Now, implement a master function to build a naive Bayes classifier. Be sure to use the logarithmic probabilities to avoid underflow.

In [13]:
# Your code here
import math

def classify_doc(doc, class_word_freq, p_classes, V, return_posteriors=False):
    words = doc.split()
    class_scores = {}
    for class_, class_freq in class_word_freq.items():
        # calculate log class probability p(class_)
        log_class_score = math.log(p_classes[class_])
        for word in words:
            # calculate log P(word|class_)
            word_freq = class_freq.get(word, 0)
            log_word_score = math.log((word_freq + 1) / (sum(class_freq.values()) + V))
            log_class_score += log_word_score
        class_scores[class_] = log_class_score
    if return_posteriors:
        # exponentiate and normalize to get posterior probabilities
        log_sum = sum(class_scores.values())
        return {class_: math.exp(score - log_sum) for class_, score in class_scores.items()}
    else:
        # return the class with the highest score
        return max(class_scores, key=class_scores.get)


## Test your classifier

Finally, test your classifier and measure its accuracy. Don't be perturbed if your results are sub-par; industry use cases would require substantial additional preprocessing before implementing the algorithm in practice.

In [15]:
# Your code here
import math

def bag_it(text):
    bag_of_words = {}
    for word in text.split():
        bag_of_words[word] = bag_of_words.get(word, 0) + 1
    return bag_of_words

def classify_doc(doc, class_word_freq, p_classes, V, return_posteriors=False):
    bag = bag_it(doc)
    posteriors = []
    for label in p_classes.keys():
        # calculate log of prior
        log_prior = math.log(p_classes[label])
        # calculate log of likelihood
        word_freq = class_word_freq[label]
        log_likelihood = 0.0
        for word in bag.keys():
            log_likelihood += bag[word] * math.log(word_freq.get(word, 0.0) + 1.0)
        # calculate log of posterior
        log_posterior = log_prior + log_likelihood
        posteriors.append((label, log_posterior))
    # return posteriors if requested
    if return_posteriors:
        return posteriors
    # otherwise, return class with maximum posterior probability
    return max(posteriors, key=lambda x:x[1])[0]

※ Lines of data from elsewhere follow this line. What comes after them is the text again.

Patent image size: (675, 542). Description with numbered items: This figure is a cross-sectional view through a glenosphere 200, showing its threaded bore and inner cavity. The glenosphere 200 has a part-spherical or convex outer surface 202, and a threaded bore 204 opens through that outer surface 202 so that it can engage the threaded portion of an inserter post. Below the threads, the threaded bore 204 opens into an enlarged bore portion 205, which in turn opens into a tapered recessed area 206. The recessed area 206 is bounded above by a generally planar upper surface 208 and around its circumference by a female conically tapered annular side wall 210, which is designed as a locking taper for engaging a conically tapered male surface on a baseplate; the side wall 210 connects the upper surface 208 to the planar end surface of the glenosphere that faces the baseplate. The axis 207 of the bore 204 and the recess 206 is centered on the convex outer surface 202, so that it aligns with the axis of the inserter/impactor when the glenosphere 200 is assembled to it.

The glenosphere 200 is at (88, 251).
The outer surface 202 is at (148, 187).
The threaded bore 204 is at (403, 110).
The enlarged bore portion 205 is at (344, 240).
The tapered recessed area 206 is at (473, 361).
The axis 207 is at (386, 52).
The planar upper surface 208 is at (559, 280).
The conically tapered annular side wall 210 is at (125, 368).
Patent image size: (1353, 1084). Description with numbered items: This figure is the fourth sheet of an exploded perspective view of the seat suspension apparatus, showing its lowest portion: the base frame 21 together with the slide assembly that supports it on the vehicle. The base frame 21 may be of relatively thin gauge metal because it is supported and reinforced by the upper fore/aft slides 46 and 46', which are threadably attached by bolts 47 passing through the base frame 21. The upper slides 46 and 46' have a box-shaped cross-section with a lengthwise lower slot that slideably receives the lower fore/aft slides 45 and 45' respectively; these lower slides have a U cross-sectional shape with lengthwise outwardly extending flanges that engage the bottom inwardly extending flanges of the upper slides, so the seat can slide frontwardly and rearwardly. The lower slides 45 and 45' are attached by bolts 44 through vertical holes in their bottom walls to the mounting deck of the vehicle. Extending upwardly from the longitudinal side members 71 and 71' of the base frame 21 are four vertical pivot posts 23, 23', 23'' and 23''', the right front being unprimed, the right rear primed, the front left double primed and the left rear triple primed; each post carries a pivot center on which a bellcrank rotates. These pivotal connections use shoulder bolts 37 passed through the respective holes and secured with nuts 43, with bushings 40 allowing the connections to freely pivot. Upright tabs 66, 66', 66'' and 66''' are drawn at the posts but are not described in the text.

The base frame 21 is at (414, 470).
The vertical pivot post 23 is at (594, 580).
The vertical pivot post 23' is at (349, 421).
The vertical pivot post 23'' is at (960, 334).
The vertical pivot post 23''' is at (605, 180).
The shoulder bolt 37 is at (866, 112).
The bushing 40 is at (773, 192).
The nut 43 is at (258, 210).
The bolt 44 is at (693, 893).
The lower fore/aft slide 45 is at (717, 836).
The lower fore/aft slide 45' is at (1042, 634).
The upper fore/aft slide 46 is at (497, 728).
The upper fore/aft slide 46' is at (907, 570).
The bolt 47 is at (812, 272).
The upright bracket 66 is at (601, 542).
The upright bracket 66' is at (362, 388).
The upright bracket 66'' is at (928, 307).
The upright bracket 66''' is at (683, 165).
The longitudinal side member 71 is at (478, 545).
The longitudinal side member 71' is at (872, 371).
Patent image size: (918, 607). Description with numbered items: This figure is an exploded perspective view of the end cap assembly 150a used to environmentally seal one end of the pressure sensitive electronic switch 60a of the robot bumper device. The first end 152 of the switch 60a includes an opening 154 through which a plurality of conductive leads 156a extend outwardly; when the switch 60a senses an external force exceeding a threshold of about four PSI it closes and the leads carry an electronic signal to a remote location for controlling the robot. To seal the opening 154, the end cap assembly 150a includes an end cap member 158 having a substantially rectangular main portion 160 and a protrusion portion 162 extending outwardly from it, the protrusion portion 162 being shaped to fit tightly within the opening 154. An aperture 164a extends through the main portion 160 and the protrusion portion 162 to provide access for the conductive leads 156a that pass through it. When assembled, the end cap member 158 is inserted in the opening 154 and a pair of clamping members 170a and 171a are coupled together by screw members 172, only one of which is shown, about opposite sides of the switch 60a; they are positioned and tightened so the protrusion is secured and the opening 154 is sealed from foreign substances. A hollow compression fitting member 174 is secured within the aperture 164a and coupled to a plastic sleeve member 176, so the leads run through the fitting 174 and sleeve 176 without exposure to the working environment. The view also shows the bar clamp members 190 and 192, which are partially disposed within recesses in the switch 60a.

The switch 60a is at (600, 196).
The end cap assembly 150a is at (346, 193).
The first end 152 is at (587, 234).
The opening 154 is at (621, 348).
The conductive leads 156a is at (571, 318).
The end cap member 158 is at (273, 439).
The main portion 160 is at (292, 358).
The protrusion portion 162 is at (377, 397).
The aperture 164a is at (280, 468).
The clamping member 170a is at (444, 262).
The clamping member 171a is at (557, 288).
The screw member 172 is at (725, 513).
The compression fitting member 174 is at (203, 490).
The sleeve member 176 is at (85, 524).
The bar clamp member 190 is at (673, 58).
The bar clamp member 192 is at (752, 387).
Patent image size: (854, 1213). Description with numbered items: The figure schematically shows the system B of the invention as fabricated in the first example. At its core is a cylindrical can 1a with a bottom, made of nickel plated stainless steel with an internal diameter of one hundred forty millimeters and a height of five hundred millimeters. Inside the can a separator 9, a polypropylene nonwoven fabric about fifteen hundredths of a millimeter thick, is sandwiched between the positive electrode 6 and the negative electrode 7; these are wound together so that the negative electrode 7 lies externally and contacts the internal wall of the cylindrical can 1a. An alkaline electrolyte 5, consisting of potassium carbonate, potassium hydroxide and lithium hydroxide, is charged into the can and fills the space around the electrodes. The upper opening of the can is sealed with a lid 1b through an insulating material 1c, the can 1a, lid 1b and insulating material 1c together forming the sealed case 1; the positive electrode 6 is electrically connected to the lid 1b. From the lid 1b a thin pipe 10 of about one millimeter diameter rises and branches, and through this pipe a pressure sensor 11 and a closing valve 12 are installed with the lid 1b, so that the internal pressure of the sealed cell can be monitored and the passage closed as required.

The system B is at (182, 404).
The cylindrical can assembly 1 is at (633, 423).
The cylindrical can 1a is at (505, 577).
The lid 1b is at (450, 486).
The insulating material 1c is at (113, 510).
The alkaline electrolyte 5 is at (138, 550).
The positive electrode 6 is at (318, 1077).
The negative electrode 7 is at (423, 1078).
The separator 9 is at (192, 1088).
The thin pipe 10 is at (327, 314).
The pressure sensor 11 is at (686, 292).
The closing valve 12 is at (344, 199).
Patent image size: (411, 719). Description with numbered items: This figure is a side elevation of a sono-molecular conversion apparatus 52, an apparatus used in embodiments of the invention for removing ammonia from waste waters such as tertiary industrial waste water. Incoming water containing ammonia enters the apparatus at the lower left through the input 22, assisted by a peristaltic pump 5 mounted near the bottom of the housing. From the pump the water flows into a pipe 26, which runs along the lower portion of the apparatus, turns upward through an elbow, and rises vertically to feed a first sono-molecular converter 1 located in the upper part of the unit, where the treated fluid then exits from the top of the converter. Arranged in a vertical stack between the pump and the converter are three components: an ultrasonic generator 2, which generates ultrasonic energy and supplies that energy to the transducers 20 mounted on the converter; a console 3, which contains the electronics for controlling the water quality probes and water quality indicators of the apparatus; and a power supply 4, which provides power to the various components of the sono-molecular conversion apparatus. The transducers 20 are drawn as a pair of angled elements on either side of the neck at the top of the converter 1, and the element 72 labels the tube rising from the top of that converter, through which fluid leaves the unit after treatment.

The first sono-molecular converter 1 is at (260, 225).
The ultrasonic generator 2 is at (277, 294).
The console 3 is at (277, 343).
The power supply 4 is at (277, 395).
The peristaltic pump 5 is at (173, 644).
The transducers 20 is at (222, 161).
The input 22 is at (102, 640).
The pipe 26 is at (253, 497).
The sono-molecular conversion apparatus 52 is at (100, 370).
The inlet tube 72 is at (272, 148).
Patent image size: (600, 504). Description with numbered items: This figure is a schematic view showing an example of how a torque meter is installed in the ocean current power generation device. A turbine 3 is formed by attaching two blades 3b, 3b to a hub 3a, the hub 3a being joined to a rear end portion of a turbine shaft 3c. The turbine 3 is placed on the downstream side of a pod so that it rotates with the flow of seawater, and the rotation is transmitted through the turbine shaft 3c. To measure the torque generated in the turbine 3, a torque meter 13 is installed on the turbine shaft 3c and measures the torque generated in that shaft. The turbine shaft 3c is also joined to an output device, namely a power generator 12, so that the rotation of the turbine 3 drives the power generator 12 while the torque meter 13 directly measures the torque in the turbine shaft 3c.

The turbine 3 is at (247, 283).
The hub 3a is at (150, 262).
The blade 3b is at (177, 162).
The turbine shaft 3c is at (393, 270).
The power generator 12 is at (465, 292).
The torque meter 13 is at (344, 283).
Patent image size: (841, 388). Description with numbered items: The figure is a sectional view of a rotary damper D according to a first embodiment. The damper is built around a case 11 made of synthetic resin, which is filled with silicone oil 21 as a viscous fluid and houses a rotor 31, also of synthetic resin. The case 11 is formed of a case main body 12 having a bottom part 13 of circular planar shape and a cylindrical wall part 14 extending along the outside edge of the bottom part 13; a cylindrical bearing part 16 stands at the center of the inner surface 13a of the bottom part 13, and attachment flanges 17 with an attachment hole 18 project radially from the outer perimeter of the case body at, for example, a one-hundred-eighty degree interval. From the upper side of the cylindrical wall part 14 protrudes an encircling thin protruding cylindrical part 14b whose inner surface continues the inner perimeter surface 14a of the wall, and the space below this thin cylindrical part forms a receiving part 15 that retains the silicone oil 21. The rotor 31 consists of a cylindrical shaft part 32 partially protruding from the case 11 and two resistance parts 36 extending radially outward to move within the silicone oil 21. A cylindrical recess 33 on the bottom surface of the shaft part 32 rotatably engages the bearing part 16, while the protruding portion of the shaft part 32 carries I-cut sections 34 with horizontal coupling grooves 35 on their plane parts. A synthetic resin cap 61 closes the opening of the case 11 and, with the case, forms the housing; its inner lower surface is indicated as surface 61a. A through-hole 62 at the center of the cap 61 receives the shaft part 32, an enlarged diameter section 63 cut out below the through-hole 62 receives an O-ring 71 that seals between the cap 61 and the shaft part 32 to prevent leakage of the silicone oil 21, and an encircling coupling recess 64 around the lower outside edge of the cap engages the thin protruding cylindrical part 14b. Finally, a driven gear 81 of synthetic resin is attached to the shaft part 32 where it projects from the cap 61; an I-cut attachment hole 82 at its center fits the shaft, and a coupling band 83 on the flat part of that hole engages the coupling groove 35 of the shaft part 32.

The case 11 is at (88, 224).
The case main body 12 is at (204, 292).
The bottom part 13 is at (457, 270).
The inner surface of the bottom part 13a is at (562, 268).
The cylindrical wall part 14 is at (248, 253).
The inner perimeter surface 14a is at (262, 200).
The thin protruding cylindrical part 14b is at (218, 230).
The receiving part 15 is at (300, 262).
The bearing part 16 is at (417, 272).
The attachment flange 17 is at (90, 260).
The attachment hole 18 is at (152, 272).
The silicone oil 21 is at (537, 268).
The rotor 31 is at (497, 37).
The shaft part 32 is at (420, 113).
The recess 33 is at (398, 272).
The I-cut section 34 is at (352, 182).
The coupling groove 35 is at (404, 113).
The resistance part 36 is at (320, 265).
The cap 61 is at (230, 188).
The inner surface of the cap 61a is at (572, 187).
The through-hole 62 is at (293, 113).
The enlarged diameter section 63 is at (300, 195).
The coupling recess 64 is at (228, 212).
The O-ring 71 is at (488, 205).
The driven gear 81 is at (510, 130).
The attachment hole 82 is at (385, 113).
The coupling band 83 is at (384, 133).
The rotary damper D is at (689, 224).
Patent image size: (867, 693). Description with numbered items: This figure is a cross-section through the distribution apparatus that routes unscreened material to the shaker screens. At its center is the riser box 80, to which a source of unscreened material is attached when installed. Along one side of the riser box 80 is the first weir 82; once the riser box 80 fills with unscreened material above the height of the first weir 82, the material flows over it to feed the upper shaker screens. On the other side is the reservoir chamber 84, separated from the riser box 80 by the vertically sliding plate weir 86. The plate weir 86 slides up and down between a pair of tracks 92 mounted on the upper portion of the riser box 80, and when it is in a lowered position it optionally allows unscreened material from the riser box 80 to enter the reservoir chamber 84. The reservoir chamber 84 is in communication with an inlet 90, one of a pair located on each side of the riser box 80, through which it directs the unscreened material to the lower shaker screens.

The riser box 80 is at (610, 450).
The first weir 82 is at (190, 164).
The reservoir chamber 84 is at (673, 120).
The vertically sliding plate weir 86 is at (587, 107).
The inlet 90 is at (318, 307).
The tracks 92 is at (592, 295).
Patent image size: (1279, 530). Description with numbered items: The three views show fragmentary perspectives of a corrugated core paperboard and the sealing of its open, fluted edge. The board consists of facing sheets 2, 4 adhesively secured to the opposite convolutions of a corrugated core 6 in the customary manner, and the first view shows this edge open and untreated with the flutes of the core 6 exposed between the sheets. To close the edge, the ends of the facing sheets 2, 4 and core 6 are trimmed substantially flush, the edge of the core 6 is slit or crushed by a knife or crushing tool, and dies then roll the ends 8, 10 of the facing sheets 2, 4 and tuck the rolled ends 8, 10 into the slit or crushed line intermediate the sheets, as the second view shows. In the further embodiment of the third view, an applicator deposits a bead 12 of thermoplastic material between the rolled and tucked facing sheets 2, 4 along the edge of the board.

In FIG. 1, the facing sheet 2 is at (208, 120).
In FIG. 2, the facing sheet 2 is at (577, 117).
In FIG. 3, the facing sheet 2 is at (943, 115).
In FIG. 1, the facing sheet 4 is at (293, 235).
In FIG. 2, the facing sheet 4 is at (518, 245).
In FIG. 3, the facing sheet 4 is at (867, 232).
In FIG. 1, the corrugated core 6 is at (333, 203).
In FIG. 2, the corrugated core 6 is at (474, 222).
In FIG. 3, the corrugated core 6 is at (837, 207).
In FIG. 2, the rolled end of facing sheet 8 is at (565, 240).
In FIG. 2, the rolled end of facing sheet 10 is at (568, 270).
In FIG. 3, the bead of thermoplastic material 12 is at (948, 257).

# subset the dataset so that the two classes are of equal size
spam_df = df[df['label'] == 'spam']
ham_df = df[df['label'] == 'ham'].sample(n=len(spam_df), random_state=42)
train_df = pd.concat([spam_df, ham_df], axis=0, ignore_index=True)

# split the dataset into training and testing sets
X_train, X_test, y_train, y_test = train_test_split(train_df['text'], train_df['label'], test_size=0.2, random_state=42)

# create word frequency dictionary for each class
class_word_freq = {} 
classes = train_df['label'].unique()
for class_ in classes:
    temp_df = train_df[train_df['label'] == class_]
    bag = {}
    for row in temp_df.index:
        doc = temp_df['text'][row]
        for word in doc.split():
            bag[word] = bag.get(word, 0) + 1
    class_word_freq[class_] = bag

# count the total corpus words
V = len(set([word for class_ in classes for text in train_df[train_df['label'] == class_]['text'] for word in text.split()]))

# calculate class priors
p_classes = {}
for class_ in classes:
    p_classes[class_] = len(train_df[train_df['label'] == class_]) / len(train_df)

# test the classifier on the testing set and calculate accuracy
correct = 0
total = len(X_test)
for i, doc in X_test.iteritems():
    pred = classify_doc(doc, class_word_freq, p_classes, V)
    if pred == y_test[i]:
        correct += 1
accuracy = correct / total

print("Accuracy: {:.4f}".format(accuracy))


Accuracy: 0.9766


## Level up (Optional)

Rework your code into an appropriate class structure so that you could easily implement the algorithm on any given dataset.

## Summary

Well done! In this lab, you practiced implementing Naive Bayes for document classification!